L’examen, conçu pour garantir que les médecins formés à l’étranger peuvent communiquer efficacement dans des contextes professionnels, exige que les candidats répondent à des normes avancées et spécifiques (B2 pour la communication générale et C1 pour la terminologie médicale) du Cadre européen commun de référence pour les langues (CECR).

Malgré la pénurie pressante de médecins en Allemagne, de nombreux professionnels étrangers ne parviennent pas à passer le test, ce qui retarde leur entrée sur le marché du travail.

En Saxe, l’un des Länder les plus touchés, près de la moitié des candidats ont échoué au test de langue en 2023. Parmi eux, 112 médecins syriens sur 200 et 15 candidats ukrainiens sur 26. Des tendances similaires ont été observées à l’échelle nationale.

Le Brandebourg a également enregistré un taux d’échec de 50 %, tandis que Brême, la Bavière et Berlin ont respectivement enregistré des taux d’échec de 49 %, 44 % et 38 %. À Hambourg, les taux d’échec se situaient entre 40 % et 45 %.

La Thuringe fait figure d’exception positive, avec seulement 26 % des médecins étrangers qui échouent au test de langue.

Les médecins étrangers qui n’ont pas terminé leur formation médicale en Allemagne doivent réussir le test de langue de spécialité pour obtenir l’autorisation d’exercer.
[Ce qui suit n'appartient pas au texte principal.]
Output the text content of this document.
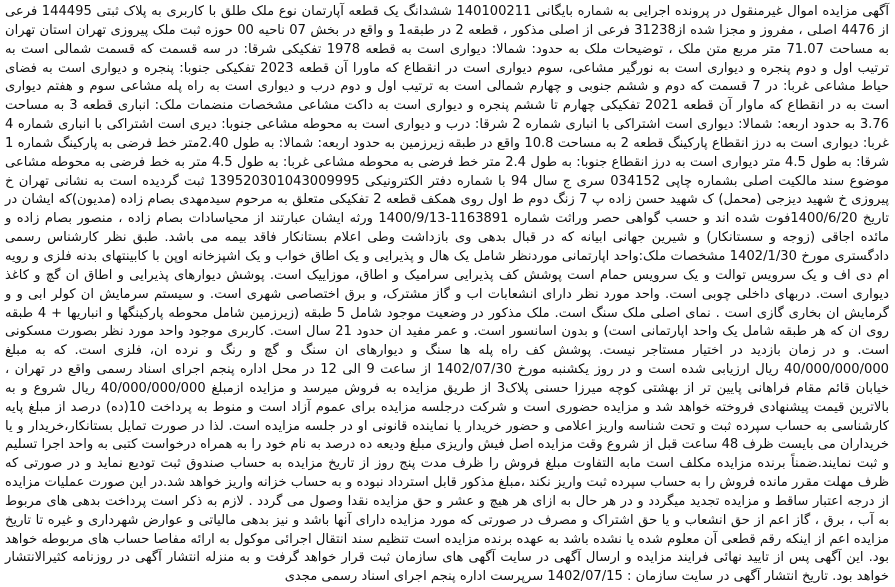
آگهی مزایده اموال غیرمنقول در پرونده اجرایی به شماره بایگانی 140100211 ششدانگ یک قطعه آپارتمان نوع ملک طلق با کاربری به پلاک ثبتی 144495 فرعی از 4476 اصلی ، مفروز و مجزا شده از31238 فرعی از اصلی مذکور ، قطعه 2 در طبقه1 و واقع در بخش 07 ناحیه 00 حوزه ثبت ملک پیروزی تهران استان تهران به مساحت 71.07 متر مربع متن ملک ، توضیحات ملک به حدود: شمالا: دیواری است به قطعه 1978 تفکیکی شرقا: در سه قسمت که قسمت شمالی است به ترتیب اول و دوم پنجره و دیواری است به نورگیر مشاعی، سوم دیواری است در انقطاع که ماورا آن قطعه 2023 تفکیکی جنوبا: پنجره و دیواری است به فضای حیاط مشاعی غربا: در 7 قسمت که دوم و ششم جنوبی و چهارم شمالی است به ترتیب اول و دوم درب و دیواری است به راه پله مشاعی سوم و هفتم دیواری است به در انقطاع که ماوار آن قطعه 2021 تفکیکی چهارم تا ششم پنجره و دیواری است به داکت مشاعی مشخصات منضمات ملک: انباری قطعه 3 به مساحت 3.76 به حدود اربعه: شمالا: دیواری است اشتراکی با انباری شماره 2 شرقا: درب و دیواری است به محوطه مشاعی جنوبا: دیری است اشتراکی با انباری شماره 4 غربا: دیواری است به درز انقطاع پارکینگ قطعه 2 به مساحت 10.8 واقع در طبقه زیرزمین به حدود اربعه: شمالا: به طول 2.40متر خط فرضی به پارکینگ شماره 1 شرقا: به طول 4.5 متر دیواری است به درز انقطاع جنوبا: به طول 2.4 متر خط فرضی به محوطه مشاعی غربا: به طول 4.5 متر به خط فرضی به محوطه مشاعی موضوع سند مالکیت اصلی بشماره چاپی 034152 سری ج سال 94 با شماره دفتر الکترونیکی 139520301043009995 ثبت گردیده است به نشانی تهران خ پیروزی خ شهید دیزجی (محمل) ک شهید حسن زاده پ 7 زنگ دوم ط اول روی همکف قطعه 2 تفکیکی متعلق به مرحوم سیدمهدی بصام زاده (مدیون)که ایشان در تاریخ 1400/6/20فوت شده اند و حسب گواهی حصر وراثت شماره 1163891-1400/9/13 ورثه ایشان عبارتند از محیاسادات بصام زاده ، منصور بصام زاده و مائده اجاقی (زوجه و سستانکار) و شیرین جهانی ابیانه که در قبال بدهی وی بازداشت وطی اعلام بستانکار فاقد بیمه می باشد. طبق نظر کارشناس رسمی دادگستری مورخ 1402/1/30 مشخصات ملک:واحد اپارتمانی موردنظر شامل یک هال و پذیرایی و یک اطاق خواب و یک اشپزخانه اوپن با کابینتهای بدنه فلزی و رویه ام دی اف و یک سرویس توالت و یک سرویس حمام است پوشش کف پذیرایی سرامیک و اطاق، موزاییک است. پوشش دیوارهای پذیرایی و اطاق ان گچ و کاغذ دیواری است. دربهای داخلی چوبی است. واحد مورد نظر دارای انشعابات اب و گاز مشترک، و برق اختصاصی شهری است. و سیستم سرمایش ان کولر ابی و و گرمایش ان بخاری گازی است . نمای اصلی ملک سنگ است. ملک مذکور در وضعیت موجود شامل 5 طبقه (زیرزمین شامل محوطه پارکینگها و انباریها + 4 طبقه روی ان که هر طبقه شامل یک واحد اپارتمانی است) و بدون اسانسور است. و عمر مفید ان حدود 21 سال است. کاربری موجود واحد مورد نظر بصورت مسکونی است. و در زمان بازدید در اختیار مستاجر نیست. پوشش کف راه پله ها سنگ و دیوارهای ان سنگ و گچ و رنگ و نرده ان، فلزی است. که به مبلغ 40/000/000/000 ریال ارزیابی شده است و در روز یکشنبه مورخ 1402/07/30 از ساعت 9 الی 12 در محل اداره پنجم اجرای اسناد رسمی واقع در تهران ، خیابان قائم مقام فراهانی پایین تر از بهشتی کوچه میرزا حسنی پلاک3 از طریق مزایده به فروش میرسد و مزایده ازمبلغ 40/000/000/000 ریال شروع و به بالاترین قیمت پیشنهادی فروخته خواهد شد و مزایده حضوری است و شرکت درجلسه مزایده برای عموم آزاد است و منوط به پرداخت 10(ده) درصد از مبلغ پایه کارشناسی به حساب سپرده ثبت و تحت شناسه واریز اعلامی و حضور خریدار یا نماینده قانونی او در جلسه مزایده است. لذا در صورت تمایل بستانکار،خریدار و یا خریداران می بایست ظرف 48 ساعت قبل از شروع وقت مزایده اصل فیش واریزی مبلغ ودیعه ده درصد به نام خود را به همراه درخواست کتبی به واحد اجرا تسلیم و ثبت نمایند.ضمناً برنده مزایده مکلف است مابه التفاوت مبلغ فروش را ظرف مدت پنج روز از تاریخ مزایده به حساب صندوق ثبت تودیع نماید و در صورتی که ظرف مهلت مقرر مانده فروش را به حساب سپرده ثبت واریز نکند ،مبلغ مذکور قابل استرداد نبوده و به حساب خزانه واریز خواهد شد.در این صورت عملیات مزایده از درجه اعتبار ساقط و مزایده تجدید میگردد و در هر حال به ازای هر هیچ و عشر و حق مزایده نقدا وصول می گردد . لازم به ذکر است پرداخت بدهی های مربوط به آب ، برق ، گاز اعم از حق انشعاب و یا حق اشتراک و مصرف در صورتی که مورد مزایده دارای آنها باشد و نیز بدهی مالیاتی و عوارض شهرداری و غیره تا تاریخ مزایده اعم از اینکه رقم قطعی آن معلوم شده یا نشده باشد به عهده برنده مزایده است تنظیم سند انتقال اجرائی موکول به ارائه مفاصا حساب های مربوطه خواهد بود. این آگهی پس از تایید نهائی فرایند مزایده و ارسال آگهی در سایت آگهی های سازمان ثبت قرار خواهد گرفت و به منزله انتشار آگهی در روزنامه کثیرالانتشار خواهد بود. تاریخ انتشار آگهی در سایت سازمان : 1402/07/15 سرپرست اداره پنجم اجرای اسناد رسمی مجدی
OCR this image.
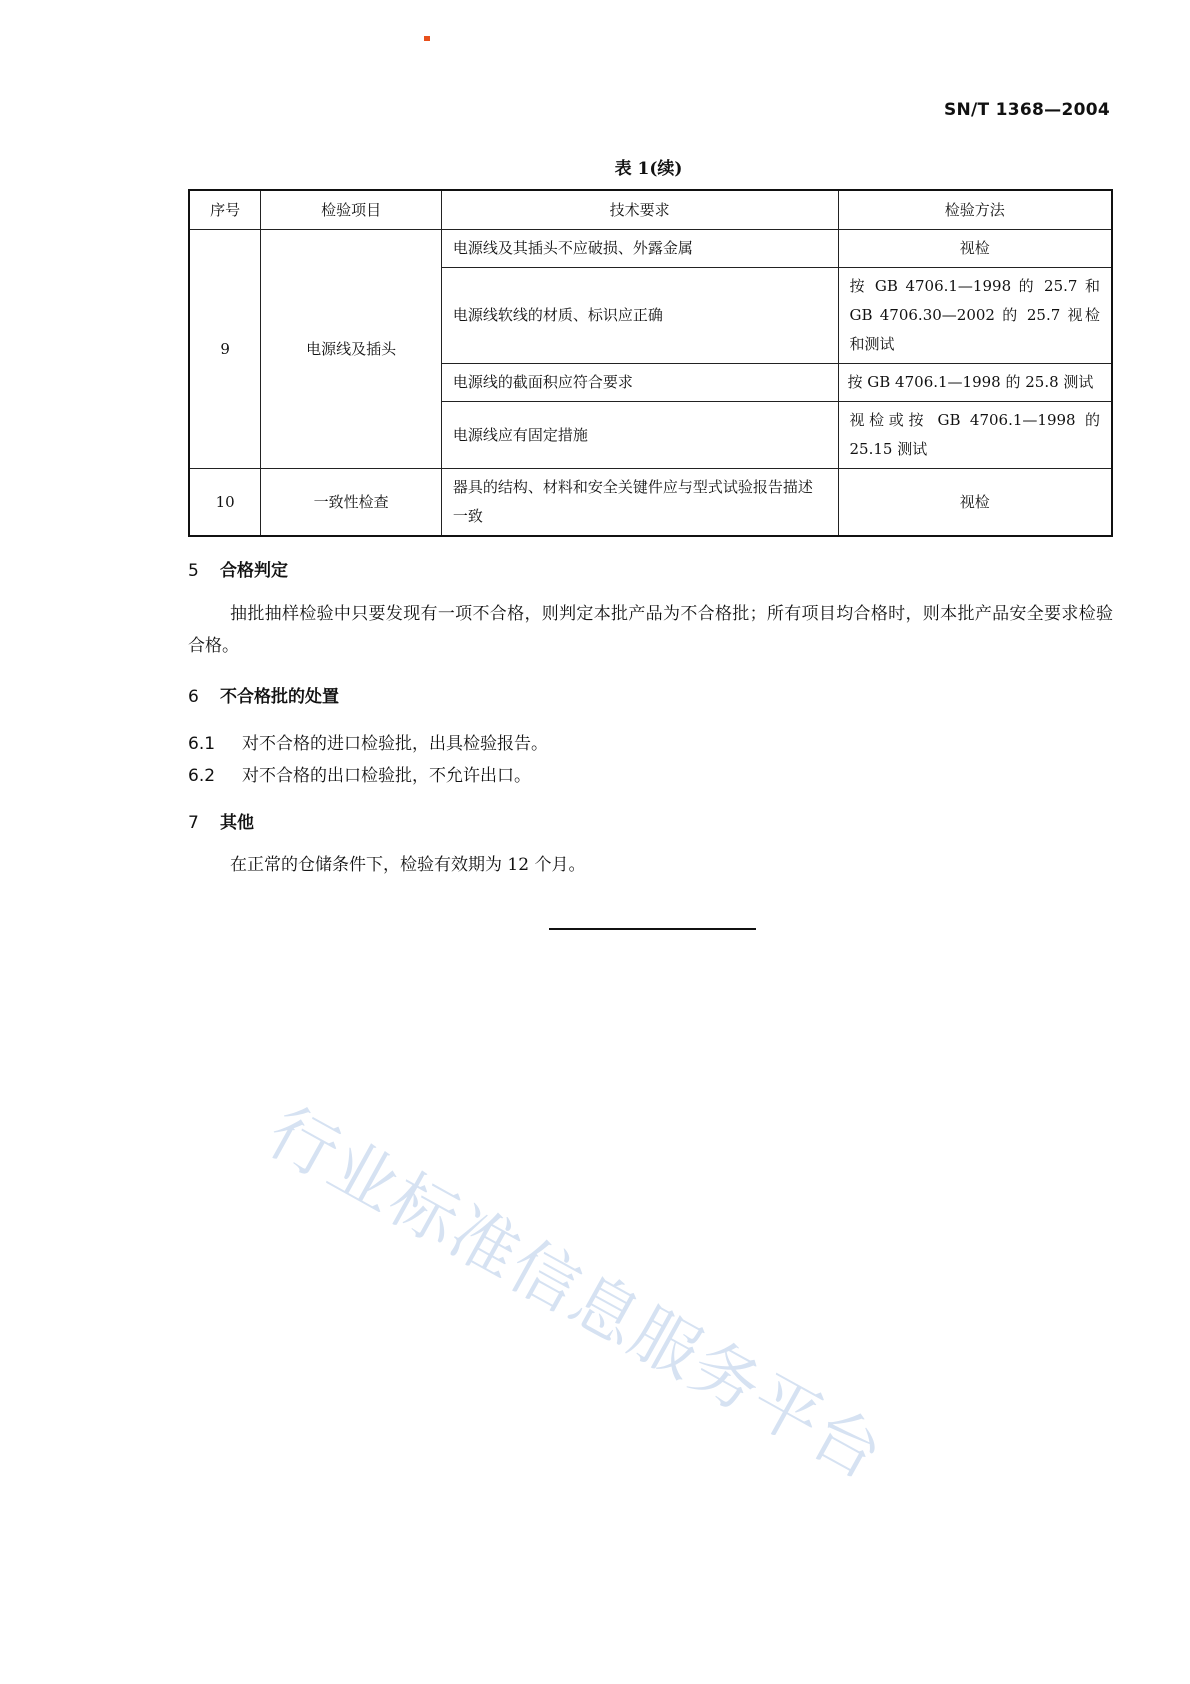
SN/T 1368—2004
表 1(续)
序号	检验项目	技术要求	检验方法
9	电源线及插头	电源线及其插头不应破损、外露金属	视检
		电源线软线的材质、标识应正确	按 GB 4706.1—1998 的 25.7 和 GB 4706.30—2002 的 25.7 视检和测试
		电源线的截面积应符合要求	按 GB 4706.1—1998 的 25.8 测试
		电源线应有固定措施	视检或按 GB 4706.1—1998 的 25.15 测试
10	一致性检查	器具的结构、材料和安全关键件应与型式试验报告描述一致	视检
5 合格判定
抽批抽样检验中只要发现有一项不合格，则判定本批产品为不合格批；所有项目均合格时，则本批产品安全要求检验合格。
6 不合格批的处置
6.1 对不合格的进口检验批，出具检验报告。
6.2 对不合格的出口检验批，不允许出口。
7 其他
在正常的仓储条件下，检验有效期为 12 个月。
行业标准信息服务平台
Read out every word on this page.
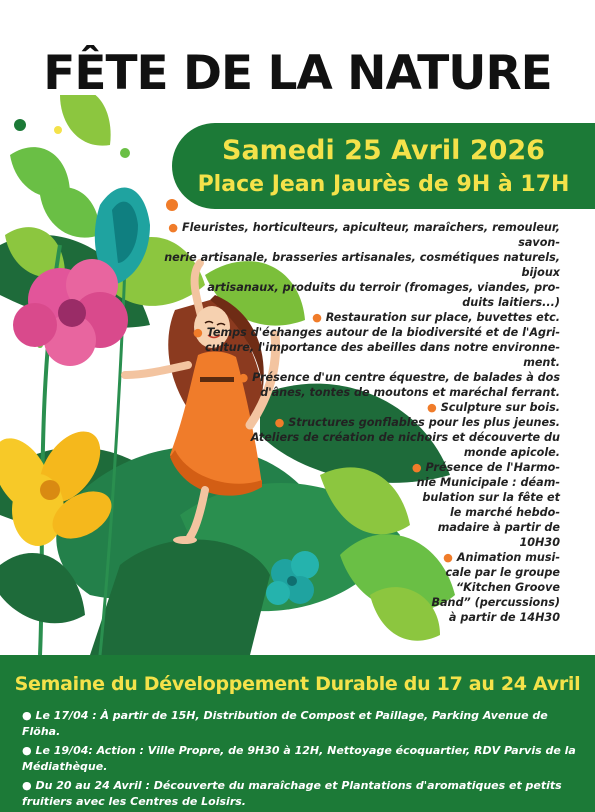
FÊTE DE LA NATURE
Samedi 25 Avril 2026
Place Jean Jaurès de 9H à 17H
● Fleuristes, horticulteurs, apiculteur, maraîchers, remouleur, savon-
nerie artisanale, brasseries artisanales, cosmétiques naturels, bijoux
artisanaux, produits du terroir (fromages, viandes, pro-
duits laitiers...)
● Restauration sur place, buvettes etc.
● Temps d'échanges autour de la biodiversité et de l'Agri-
culture, l'importance des abeilles dans notre environne-
ment.
● Présence d'un centre équestre, de balades à dos
d'ânes, tontes de moutons et maréchal ferrant.
● Sculpture sur bois.
● Structures gonflables pour les plus jeunes.
● Ateliers de création de nichoirs et découverte du
monde apicole.
● Présence de l'Harmo-
nie Municipale : déam-
bulation sur la fête et
le marché hebdo-
madaire à partir de
10H30
● Animation musi-
cale par le groupe
“Kitchen Groove
Band” (percussions)
à partir de 14H30
Semaine du Développement Durable du 17 au 24 Avril
● Le 17/04 : À partir de 15H, Distribution de Compost et Paillage, Parking Avenue de Flöha.
● Le 19/04: Action : Ville Propre, de 9H30 à 12H, Nettoyage écoquartier, RDV Parvis de la Médiathèque.
● Du 20 au 24 Avril : Découverte du maraîchage et Plantations d'aromatiques et petits fruitiers avec les Centres de Loisirs.
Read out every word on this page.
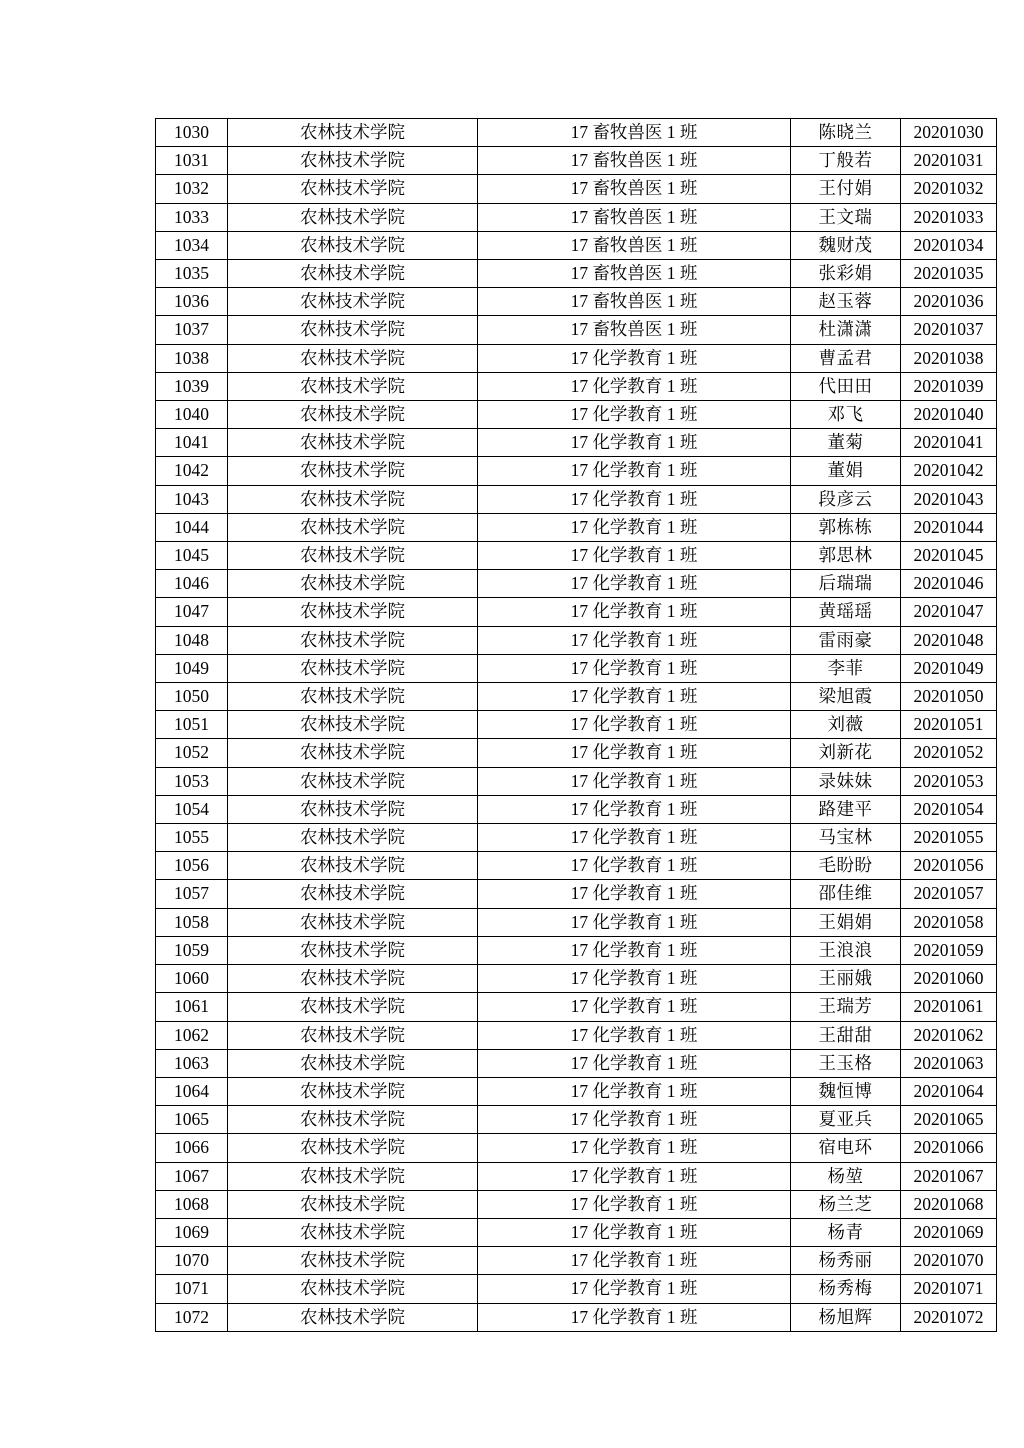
1030	农林技术学院	17 畜牧兽医 1 班	陈晓兰	20201030
1031	农林技术学院	17 畜牧兽医 1 班	丁般若	20201031
1032	农林技术学院	17 畜牧兽医 1 班	王付娟	20201032
1033	农林技术学院	17 畜牧兽医 1 班	王文瑞	20201033
1034	农林技术学院	17 畜牧兽医 1 班	魏财茂	20201034
1035	农林技术学院	17 畜牧兽医 1 班	张彩娟	20201035
1036	农林技术学院	17 畜牧兽医 1 班	赵玉蓉	20201036
1037	农林技术学院	17 畜牧兽医 1 班	杜潇潇	20201037
1038	农林技术学院	17 化学教育 1 班	曹孟君	20201038
1039	农林技术学院	17 化学教育 1 班	代田田	20201039
1040	农林技术学院	17 化学教育 1 班	邓飞	20201040
1041	农林技术学院	17 化学教育 1 班	董菊	20201041
1042	农林技术学院	17 化学教育 1 班	董娟	20201042
1043	农林技术学院	17 化学教育 1 班	段彦云	20201043
1044	农林技术学院	17 化学教育 1 班	郭栋栋	20201044
1045	农林技术学院	17 化学教育 1 班	郭思林	20201045
1046	农林技术学院	17 化学教育 1 班	后瑞瑞	20201046
1047	农林技术学院	17 化学教育 1 班	黄瑶瑶	20201047
1048	农林技术学院	17 化学教育 1 班	雷雨豪	20201048
1049	农林技术学院	17 化学教育 1 班	李菲	20201049
1050	农林技术学院	17 化学教育 1 班	梁旭霞	20201050
1051	农林技术学院	17 化学教育 1 班	刘薇	20201051
1052	农林技术学院	17 化学教育 1 班	刘新花	20201052
1053	农林技术学院	17 化学教育 1 班	录妹妹	20201053
1054	农林技术学院	17 化学教育 1 班	路建平	20201054
1055	农林技术学院	17 化学教育 1 班	马宝林	20201055
1056	农林技术学院	17 化学教育 1 班	毛盼盼	20201056
1057	农林技术学院	17 化学教育 1 班	邵佳维	20201057
1058	农林技术学院	17 化学教育 1 班	王娟娟	20201058
1059	农林技术学院	17 化学教育 1 班	王浪浪	20201059
1060	农林技术学院	17 化学教育 1 班	王丽娥	20201060
1061	农林技术学院	17 化学教育 1 班	王瑞芳	20201061
1062	农林技术学院	17 化学教育 1 班	王甜甜	20201062
1063	农林技术学院	17 化学教育 1 班	王玉格	20201063
1064	农林技术学院	17 化学教育 1 班	魏恒博	20201064
1065	农林技术学院	17 化学教育 1 班	夏亚兵	20201065
1066	农林技术学院	17 化学教育 1 班	宿电环	20201066
1067	农林技术学院	17 化学教育 1 班	杨堃	20201067
1068	农林技术学院	17 化学教育 1 班	杨兰芝	20201068
1069	农林技术学院	17 化学教育 1 班	杨青	20201069
1070	农林技术学院	17 化学教育 1 班	杨秀丽	20201070
1071	农林技术学院	17 化学教育 1 班	杨秀梅	20201071
1072	农林技术学院	17 化学教育 1 班	杨旭辉	20201072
Les frais d’examen peuvent varier de 390 à 600 € par tentative et, bien que les candidats puissent repasser l’examen indéfiniment, la réussite n’est pas garantie.

La difficulté de l’examen est à la mesure des exigences et des responsabilités de la profession, mais les ressortissants étrangers originaires de Syrie, d’Iran et de Turquie, qui constituent une part importante des candidats, le trouvent particulièrement pénible.

Les taux d’échec ont suscité des critiques de la part des responsables politiques et des professionnels de la santé. Le parti AfD s’est montré particulièrement virulent, affirmant que les résultats des tests de langue mettent en évidence des problèmes plus vastes dans les qualifications et la préparation des médecins étrangers. Il a réclamé des exigences plus strictes, notamment une formation et des examens obligatoires pour garantir l’alignement sur les normes médicales allemandes.

« La promotion des étudiants en médecine locaux est une tâche élémentaire et évidente », a déclaré Martin Sichert, porte-parole de l’AfD pour la politique de santé. « Plus il y aura de médecins allemands qualifiés, moins on aura besoin de médecins étrangers. »

Il a souligné la nécessité de normes cohérentes pour garantir la qualité et la sécurité des soins aux patients, avertissant que les médecins étrangers ne devraient pas être précipités dans le système jusqu’à ce qu’ils parlent allemand à un niveau acceptable.